SELECT * FROM table WHERE partitionColumn BETWEEN 9000 and 10000

Carlos Alva  Jan 19, 2022  Sep 30, 2022
Printed
Page 138
Option 2

The code for option 2 is exactly the same as the option 1. But the code example in the ebook version are correctly showing the map function example

Note from the Author or Editor:
Thank for catching this, we will get this fixed. Much appreciated!

Chengyin Eng  Sep 18, 2020  Nov 20, 2020
Page 139
paragraph above Table 5-3

"For the full list, refer to this notebook in the Databricks documentation"

The hyperlink in this sentence is no longer an active site, and this sentence should be removed from the book.

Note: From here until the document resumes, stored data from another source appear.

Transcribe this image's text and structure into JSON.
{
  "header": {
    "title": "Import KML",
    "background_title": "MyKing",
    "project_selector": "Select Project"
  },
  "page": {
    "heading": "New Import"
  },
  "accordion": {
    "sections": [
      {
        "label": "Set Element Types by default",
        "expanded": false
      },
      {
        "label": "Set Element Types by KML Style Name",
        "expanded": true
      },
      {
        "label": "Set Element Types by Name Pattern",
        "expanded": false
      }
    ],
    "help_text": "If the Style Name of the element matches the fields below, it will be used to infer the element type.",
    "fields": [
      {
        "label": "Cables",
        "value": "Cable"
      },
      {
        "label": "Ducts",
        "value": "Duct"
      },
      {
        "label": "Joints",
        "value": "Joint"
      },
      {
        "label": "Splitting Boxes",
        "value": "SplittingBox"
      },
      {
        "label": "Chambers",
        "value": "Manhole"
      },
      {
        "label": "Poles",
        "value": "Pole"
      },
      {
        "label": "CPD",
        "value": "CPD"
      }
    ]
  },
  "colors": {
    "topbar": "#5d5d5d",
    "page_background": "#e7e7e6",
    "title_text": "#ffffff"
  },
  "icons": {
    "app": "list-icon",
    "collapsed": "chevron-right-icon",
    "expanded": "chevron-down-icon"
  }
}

Note from the Author or Editor:
Yes! This doc link was unfortunately removed. We are removing this sentence from the book now.

O'Reilly Media
 
Apr 15, 2021  Sep 30, 2022
Printed, PDF
Page 145-149
Minor typos throughout

I'm unable to respond to the Errata posted on Apr 12, 2021 as they included a URL in their post. So I'm copying my response here:

There are a few minor typos we made:

Pg 145:
* airportsna -> airports
* airports_na -> airports

Pg 146:
* airportsnaFilePath -> airportsFilePath [occurs twice]
* airportsna -> airports [occurs twice]
* airports_na -> airports [occurs twice]

Pg 149:
* airports_na -> airports

Brooke Wenig
 
Sep 25, 2022  Sep 30, 2022
PDF
Page 146
2nd Python code block

github.com/databricks/LearningSparkV2/issues/67

Should use airports instead of airportsna

Anonymous  Apr 12, 2021  Sep 30, 2022
Printed, PDF
Page 150
Bottom

Below the -- In SQL, the code should be replaced with the following:

SELECT origin, destination, sum(TotalDelays) as sumTotalDelays
FROM departureDelaysWindow
WHERE origin = 'SEA'
GROUP BY origin, destination
ORDER BY sumTotalDelays DESC
LIMIT 3

Brooke Wenig
 
Sep 25, 2022  Sep 30, 2022
PDF
Page 153
"Renaming Columns"

Text states: "You can rename a column using the rename() method:", then shows an example using the withColumnRenamed() method. I believe the intent would be to state: "You can rename a column using the withColumnRenamed() method:"

Note from the Author or Editor:
Thanks for catching this, we will be updating it. Much appreciated!